Based on 19,326,053 Tundra current outstanding common shares, in aggregate, a total of $55 million cash and 8.0 million common shares of Gennum will be issued to holders of Tundra common shares. Based on Gennum's five-day volume weighted average share price on the Toronto Stock Exchange ending on March 18, the total consideration values Tundra at Cdn$4.43 per share, a 48 percent premium to Tundra's volume weighted average share price on the Toronto Stock Exchange over the same period.

"Through the acquisition of Tundra, Gennum is positioned to achieve its strategic and financial objectives more quickly and accelerate the development of highly differentiated, high-speed interconnect and signal integrity products," said Franz Fink, president and CEO of Gennum.

Gennum anticipates that when completed, the transaction will augment Gennum's global sales and channel network, and will enable Gennum to leverage Tundra's customer relationships in high-growth regions such as Asia and China.
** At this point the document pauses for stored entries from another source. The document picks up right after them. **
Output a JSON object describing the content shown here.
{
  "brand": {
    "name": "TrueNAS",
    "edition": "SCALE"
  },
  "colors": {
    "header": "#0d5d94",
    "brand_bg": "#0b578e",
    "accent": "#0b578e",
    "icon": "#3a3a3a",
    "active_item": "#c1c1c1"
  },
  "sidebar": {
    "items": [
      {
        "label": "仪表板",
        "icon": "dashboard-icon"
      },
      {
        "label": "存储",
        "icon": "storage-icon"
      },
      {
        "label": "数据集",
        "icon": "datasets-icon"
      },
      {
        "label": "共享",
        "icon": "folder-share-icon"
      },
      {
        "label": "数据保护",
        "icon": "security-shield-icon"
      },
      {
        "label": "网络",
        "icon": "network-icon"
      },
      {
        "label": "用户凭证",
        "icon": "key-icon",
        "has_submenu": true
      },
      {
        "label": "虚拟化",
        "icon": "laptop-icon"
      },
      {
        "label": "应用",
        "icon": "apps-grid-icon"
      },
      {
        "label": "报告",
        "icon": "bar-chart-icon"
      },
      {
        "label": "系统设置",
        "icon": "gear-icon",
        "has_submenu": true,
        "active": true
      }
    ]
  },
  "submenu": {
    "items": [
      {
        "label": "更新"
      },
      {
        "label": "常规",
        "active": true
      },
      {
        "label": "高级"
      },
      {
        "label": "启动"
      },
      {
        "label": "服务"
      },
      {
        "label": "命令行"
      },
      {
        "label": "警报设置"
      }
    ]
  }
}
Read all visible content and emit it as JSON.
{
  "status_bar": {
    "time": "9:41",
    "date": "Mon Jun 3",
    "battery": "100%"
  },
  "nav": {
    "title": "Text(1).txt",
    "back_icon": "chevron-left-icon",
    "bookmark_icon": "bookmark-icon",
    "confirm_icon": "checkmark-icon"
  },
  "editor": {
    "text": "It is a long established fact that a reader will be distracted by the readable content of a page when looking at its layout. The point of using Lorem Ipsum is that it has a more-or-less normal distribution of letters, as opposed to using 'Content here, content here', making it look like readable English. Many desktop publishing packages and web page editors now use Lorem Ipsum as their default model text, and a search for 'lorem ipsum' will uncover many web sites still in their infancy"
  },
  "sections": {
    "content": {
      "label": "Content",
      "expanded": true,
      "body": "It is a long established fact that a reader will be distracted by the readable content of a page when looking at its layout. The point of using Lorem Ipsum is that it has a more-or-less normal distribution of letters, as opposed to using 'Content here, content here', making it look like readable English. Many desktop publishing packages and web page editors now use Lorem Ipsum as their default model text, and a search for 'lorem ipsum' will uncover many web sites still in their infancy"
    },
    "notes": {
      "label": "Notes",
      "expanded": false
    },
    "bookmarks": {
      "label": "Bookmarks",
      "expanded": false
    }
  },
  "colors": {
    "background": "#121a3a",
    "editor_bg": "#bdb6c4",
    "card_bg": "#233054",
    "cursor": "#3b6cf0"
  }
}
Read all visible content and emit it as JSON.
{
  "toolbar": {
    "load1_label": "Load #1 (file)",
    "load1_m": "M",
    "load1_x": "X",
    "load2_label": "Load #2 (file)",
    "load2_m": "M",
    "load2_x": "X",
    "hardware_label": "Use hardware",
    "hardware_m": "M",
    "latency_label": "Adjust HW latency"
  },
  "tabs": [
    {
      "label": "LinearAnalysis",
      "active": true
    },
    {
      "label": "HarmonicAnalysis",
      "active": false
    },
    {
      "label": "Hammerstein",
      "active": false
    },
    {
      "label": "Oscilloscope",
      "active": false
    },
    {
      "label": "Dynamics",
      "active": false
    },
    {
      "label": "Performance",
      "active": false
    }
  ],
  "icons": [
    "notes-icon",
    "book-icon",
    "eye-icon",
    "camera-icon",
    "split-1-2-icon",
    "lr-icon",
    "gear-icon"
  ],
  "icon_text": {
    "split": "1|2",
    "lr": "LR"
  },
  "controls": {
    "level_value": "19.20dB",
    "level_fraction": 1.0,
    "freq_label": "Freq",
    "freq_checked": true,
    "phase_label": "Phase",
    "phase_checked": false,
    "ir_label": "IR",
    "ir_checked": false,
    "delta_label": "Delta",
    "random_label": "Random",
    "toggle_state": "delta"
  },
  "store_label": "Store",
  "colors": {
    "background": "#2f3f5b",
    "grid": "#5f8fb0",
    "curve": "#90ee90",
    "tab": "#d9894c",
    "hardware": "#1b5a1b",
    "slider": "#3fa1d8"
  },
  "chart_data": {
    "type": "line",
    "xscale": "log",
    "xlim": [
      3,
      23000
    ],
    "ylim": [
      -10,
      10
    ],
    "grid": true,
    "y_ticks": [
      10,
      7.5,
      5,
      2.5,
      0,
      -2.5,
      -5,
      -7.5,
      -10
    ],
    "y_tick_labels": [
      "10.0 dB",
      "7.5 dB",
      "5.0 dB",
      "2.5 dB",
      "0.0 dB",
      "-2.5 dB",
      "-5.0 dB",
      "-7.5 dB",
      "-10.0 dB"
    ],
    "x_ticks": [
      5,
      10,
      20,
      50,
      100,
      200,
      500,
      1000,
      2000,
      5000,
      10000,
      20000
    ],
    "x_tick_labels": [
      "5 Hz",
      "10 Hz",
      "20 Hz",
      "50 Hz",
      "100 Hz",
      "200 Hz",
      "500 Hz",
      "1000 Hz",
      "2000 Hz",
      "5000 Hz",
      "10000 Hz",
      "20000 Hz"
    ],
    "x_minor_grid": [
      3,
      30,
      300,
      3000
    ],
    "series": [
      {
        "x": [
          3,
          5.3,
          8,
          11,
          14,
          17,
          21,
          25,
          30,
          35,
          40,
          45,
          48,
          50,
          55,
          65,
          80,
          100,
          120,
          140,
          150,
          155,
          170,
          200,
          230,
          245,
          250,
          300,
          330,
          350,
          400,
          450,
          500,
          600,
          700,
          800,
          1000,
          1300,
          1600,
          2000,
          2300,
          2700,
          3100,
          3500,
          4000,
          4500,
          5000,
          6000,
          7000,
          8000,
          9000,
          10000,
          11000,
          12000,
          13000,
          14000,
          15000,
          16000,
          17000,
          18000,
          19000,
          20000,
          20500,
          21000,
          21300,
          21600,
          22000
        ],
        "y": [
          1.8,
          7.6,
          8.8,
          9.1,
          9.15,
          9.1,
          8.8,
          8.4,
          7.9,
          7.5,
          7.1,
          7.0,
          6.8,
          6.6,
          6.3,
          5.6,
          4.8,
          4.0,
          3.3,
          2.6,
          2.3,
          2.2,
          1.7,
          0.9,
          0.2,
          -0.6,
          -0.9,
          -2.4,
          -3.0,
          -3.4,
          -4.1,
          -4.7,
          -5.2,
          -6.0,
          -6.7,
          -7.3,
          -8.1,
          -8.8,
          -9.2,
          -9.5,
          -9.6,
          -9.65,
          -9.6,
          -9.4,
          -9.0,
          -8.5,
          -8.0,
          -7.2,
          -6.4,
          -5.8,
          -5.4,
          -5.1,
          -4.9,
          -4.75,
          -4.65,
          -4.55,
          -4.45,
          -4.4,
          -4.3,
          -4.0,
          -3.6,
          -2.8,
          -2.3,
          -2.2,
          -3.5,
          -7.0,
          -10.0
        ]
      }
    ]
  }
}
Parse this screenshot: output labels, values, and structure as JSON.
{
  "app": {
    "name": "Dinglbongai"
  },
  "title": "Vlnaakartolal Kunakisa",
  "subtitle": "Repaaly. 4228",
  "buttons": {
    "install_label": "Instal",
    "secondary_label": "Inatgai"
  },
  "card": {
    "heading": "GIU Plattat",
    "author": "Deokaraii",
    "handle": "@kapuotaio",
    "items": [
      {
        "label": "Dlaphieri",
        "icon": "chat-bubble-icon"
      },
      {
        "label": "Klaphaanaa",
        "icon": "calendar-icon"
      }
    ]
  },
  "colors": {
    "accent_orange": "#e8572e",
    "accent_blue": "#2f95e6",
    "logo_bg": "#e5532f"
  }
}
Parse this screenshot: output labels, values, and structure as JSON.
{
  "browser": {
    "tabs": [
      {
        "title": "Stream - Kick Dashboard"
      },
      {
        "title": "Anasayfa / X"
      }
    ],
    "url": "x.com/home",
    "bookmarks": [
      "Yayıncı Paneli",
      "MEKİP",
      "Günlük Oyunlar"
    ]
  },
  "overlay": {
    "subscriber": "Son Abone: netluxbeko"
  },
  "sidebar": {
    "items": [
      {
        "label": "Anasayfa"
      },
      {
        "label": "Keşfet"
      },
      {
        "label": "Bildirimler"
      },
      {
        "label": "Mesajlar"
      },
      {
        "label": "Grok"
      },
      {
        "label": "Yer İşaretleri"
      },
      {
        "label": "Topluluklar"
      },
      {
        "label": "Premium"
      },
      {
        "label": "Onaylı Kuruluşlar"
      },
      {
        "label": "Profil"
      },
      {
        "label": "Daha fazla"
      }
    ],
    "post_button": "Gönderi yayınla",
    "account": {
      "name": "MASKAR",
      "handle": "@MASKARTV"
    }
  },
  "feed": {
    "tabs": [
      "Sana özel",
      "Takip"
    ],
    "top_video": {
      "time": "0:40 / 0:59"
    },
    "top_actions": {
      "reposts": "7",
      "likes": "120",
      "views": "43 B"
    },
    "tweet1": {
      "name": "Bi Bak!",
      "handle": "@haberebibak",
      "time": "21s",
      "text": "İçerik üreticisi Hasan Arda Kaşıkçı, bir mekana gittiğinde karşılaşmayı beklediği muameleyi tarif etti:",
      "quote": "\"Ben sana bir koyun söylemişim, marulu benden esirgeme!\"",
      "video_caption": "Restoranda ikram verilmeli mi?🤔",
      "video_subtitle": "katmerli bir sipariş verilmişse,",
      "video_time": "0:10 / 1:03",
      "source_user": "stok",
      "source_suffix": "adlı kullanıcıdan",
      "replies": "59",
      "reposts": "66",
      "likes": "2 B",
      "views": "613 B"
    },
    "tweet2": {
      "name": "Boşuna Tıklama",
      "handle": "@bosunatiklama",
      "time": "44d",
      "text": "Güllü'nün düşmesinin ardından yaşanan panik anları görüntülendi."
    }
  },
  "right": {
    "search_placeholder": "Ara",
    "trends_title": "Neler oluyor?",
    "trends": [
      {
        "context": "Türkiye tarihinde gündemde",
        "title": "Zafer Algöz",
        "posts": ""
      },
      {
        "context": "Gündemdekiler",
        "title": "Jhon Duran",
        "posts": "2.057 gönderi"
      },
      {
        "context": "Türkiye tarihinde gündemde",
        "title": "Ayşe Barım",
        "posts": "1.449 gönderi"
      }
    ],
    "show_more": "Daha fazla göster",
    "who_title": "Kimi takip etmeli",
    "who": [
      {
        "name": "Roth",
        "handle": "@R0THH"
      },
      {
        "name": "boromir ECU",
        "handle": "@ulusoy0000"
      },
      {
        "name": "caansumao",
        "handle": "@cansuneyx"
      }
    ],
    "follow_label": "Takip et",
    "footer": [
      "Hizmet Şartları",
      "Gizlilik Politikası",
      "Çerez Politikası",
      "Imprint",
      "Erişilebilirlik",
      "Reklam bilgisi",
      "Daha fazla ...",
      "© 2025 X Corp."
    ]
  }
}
Gennum also expects that the acquisition of Tundra will strengthen and accelerate Gennum's technology and product development effort by expanding R&D resources, and combining critical high-speed mixed signal and advanced digital design talent.

"We believe that the acquisition of Tundra will create a much stronger combined company, capable of expanding the served markets and applications for our products," said Daniel Hoste, president and CEO of Tundra.

Gennum expects that cash synergies of approximately $10 million can be realized following the completion of the transaction beginning in the current fiscal year resulting from increased efficiencies in all areas of operations. The acquisition is anticipated by Gennum to be accretive to earnings this fiscal year, excluding one-time costs.

The combined portfolio and capabilities of the Gennum and Tundra offerings are expected to deliver highly differentiated high-speed mixed-signal and interconnect products that capture a greater portion of the silicon content in wireless, wireline infrastructure, industrial, medical, server and storage equipment. Furthermore, by leveraging Gennum's advanced high-speed interconnect IP, Gennum believes it can more quickly bring to market new products that support industry-pervasive protocols such as PCI Express, Serial ATA/SAS, USB, DisplayPort, HDMI, 10Gbit Ethernet, Fibre Channel, SONET and RapidIO.

"We believe that this is a true win-win for both Tundra and Gennum customers," Fink added.